SNSやオンラインコミュニティではお知らせしていたけれど、先日12月5日のライブ後は自主的な育休期間を取り、表立ったアーティスト活動はしばらくお休みをいただくという決断をした。
もちろん他にも様々な要因はあるけれど、とにかく今しかない子どもとの時間を大切にしたいという気持ち、そしてこの育児ノートの書籍化に注力したいということも大きなテーマのひとつだ。
そうは言ってもまだまだやることは山積しており、育休をとっても手当が出るような身分ではないのでもちろんこれまで通り裏方的な仕事は続けることにはなると思うが、ひとまずこの育児ノートが来年の自分の活動の主軸のひとつになることは間違いない。育児中の方やこれから育児をする方の息抜きや、育児の経験や自分の子ども時代を懐かしく思い出してもらえるようなノートにできたらと考えている。
そんな中むかえた今年のクリスマス、一昨年から「サンタはいる」ということになっているので子どもはすっかりその気になっている。しかし立て続けに様々なことが重なりクリスマスイブの夕方まで全く時間が作れず、どうにかギリギリでネット通販というトナカイを利用してサンタにプレゼントを届けてもらい、息子の仲良しのお友達家族と一緒にクリスマス会をする算段をした。
友人家族たちの力を借り、ケーキやチキン、お菓子の家などの準備をお願いし、ようやくクリスマス会の始まりである。
もしもプレゼントが間に合わなかった場合も想定し、「今年はサンタさんちょっと忙しいらしいよ」などと前振りをしつつもどうにかクリスマス会の予定を調整することが出来たことに、正直ホッとした。
ひとまず大人用のサラダや前菜を作りながら乾杯をしたところで、事件が起きた。
さっきまで元気に遊んでいた息子が、盛大に吐いたのである。
子どもの胃腸炎が流行っているという話は耳にしていて、息子のお友達のひとりも前の週にかかっていたことも知っていたが、最悪のタイミングでそれはやってきた。
ここからは緊急事態宣言の発令である。ウイルス性胃腸炎の恐ろしさはまだ息子が赤ちゃんだった頃のクリスマスに経験済みで、大人に感染すると「周回遅れ」でダメージがやってきて年末年始の時期にどうにもならない状況に追い込まれることは目に見えている。
遊んでくれていたお友達家族にもすぐさま現場から隔離、退避をしてもらい、換気、消毒、吐いたものや衣服、その周辺を全てまとめて処理し、その間にも元気になったと思いきや再び吐く子どもをトイレに連れて行き着替えをさせ、少量の水を時間を空けて与えて様子を見てようやく落ち着いたところでベッドにバスタオルを敷き詰めて休ませた。
翌朝のクリスマス当日、サンタクロースが自分が欲しかったプレゼントを届けてくれたことを知った息子は大喜びをし、テンションが上がってまた一度吐いたが、おなかは空いているようで「何か食べたい」とずっと言っている。

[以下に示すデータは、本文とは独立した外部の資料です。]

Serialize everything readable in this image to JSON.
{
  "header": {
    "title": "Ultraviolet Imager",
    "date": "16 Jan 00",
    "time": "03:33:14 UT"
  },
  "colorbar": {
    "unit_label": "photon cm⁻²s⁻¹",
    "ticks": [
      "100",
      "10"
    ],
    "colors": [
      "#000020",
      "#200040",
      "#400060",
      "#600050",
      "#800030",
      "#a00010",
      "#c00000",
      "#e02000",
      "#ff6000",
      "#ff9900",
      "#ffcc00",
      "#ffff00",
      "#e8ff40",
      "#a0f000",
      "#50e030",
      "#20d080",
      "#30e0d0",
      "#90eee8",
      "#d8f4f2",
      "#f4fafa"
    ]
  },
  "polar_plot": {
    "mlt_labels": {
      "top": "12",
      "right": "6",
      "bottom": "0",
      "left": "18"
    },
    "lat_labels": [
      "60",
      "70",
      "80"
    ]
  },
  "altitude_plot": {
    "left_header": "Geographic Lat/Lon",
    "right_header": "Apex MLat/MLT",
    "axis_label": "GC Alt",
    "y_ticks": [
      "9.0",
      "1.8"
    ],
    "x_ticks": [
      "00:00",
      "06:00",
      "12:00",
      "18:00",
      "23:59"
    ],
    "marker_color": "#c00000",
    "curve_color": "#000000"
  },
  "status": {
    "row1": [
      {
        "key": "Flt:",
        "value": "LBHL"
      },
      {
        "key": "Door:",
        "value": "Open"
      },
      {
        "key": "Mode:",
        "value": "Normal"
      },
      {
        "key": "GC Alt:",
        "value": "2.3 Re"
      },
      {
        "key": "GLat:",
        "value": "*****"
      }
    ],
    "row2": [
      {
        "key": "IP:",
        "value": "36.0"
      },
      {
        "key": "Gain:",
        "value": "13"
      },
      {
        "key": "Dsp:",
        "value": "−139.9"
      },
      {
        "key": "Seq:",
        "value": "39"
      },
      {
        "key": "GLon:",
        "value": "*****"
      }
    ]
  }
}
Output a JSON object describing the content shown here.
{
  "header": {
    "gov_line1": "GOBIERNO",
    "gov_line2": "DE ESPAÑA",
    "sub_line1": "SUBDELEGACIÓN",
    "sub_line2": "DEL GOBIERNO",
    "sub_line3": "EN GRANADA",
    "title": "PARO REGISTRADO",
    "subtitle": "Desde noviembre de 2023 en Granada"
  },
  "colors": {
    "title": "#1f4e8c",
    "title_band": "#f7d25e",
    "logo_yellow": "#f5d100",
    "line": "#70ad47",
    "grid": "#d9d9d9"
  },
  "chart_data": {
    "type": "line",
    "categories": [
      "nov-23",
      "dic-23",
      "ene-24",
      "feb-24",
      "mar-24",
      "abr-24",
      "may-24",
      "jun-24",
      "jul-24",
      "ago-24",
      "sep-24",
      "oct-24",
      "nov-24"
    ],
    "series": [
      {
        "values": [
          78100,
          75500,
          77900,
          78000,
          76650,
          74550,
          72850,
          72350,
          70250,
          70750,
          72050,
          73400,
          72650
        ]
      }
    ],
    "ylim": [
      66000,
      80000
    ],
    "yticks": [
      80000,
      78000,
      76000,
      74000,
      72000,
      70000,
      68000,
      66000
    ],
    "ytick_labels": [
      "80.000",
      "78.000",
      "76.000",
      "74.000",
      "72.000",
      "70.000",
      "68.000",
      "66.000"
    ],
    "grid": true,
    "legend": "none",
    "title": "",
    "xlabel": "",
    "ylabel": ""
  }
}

この状況で食欲がある息子に驚きつつも、「おなかがびっくりしてまた吐いちゃうから、少しずつね」と少量のすりおろしたリンゴやバナナ、トーストなど負担にならないものを時間を空けて食べさせ、その間はお気に入りのアニメをなんでも見せて気を紛らわせた。
嘔吐が収まって今度は「うんち」である。「ちょっぴり出ちゃった」という言葉に慌ててトイレに連れて行くと、やはりお腹をこわしている様子である。覚悟をして臨むと、出てきたのは思いがけずしっかりとした、大人顔負けの大きくてきれいなものだった。思わず「なんでやねん!」という言葉が心の中で浮かんだが、とにかく悪化していないことに胸を撫で下ろした。
夜になり、その後も「何か食べたい」と言い続けるのでその度に少しずつ消化の良いものを与えて様子を見ていたが、おもちゃで遊んだりアニメを見たり楽しそうにしていて、ふと振り返るとまたソファーで逆立ちをしていた。
「ウソでしょ?」という言葉がまた心の中で浮かんだが、逆立ちができるようになったならもう大丈夫か、と少し肩の力が抜けた。
寝る前に最後のゼリーを少しだけ食べさせていると、息子がつぶやいた。
「ラーメン食べたい。。。」
「え。。。? 今なんて言ったの?」
「ラーメン食べたいっ」
子どものスピード感にますますついていけなくなっている自分を実感したクリスマスだった。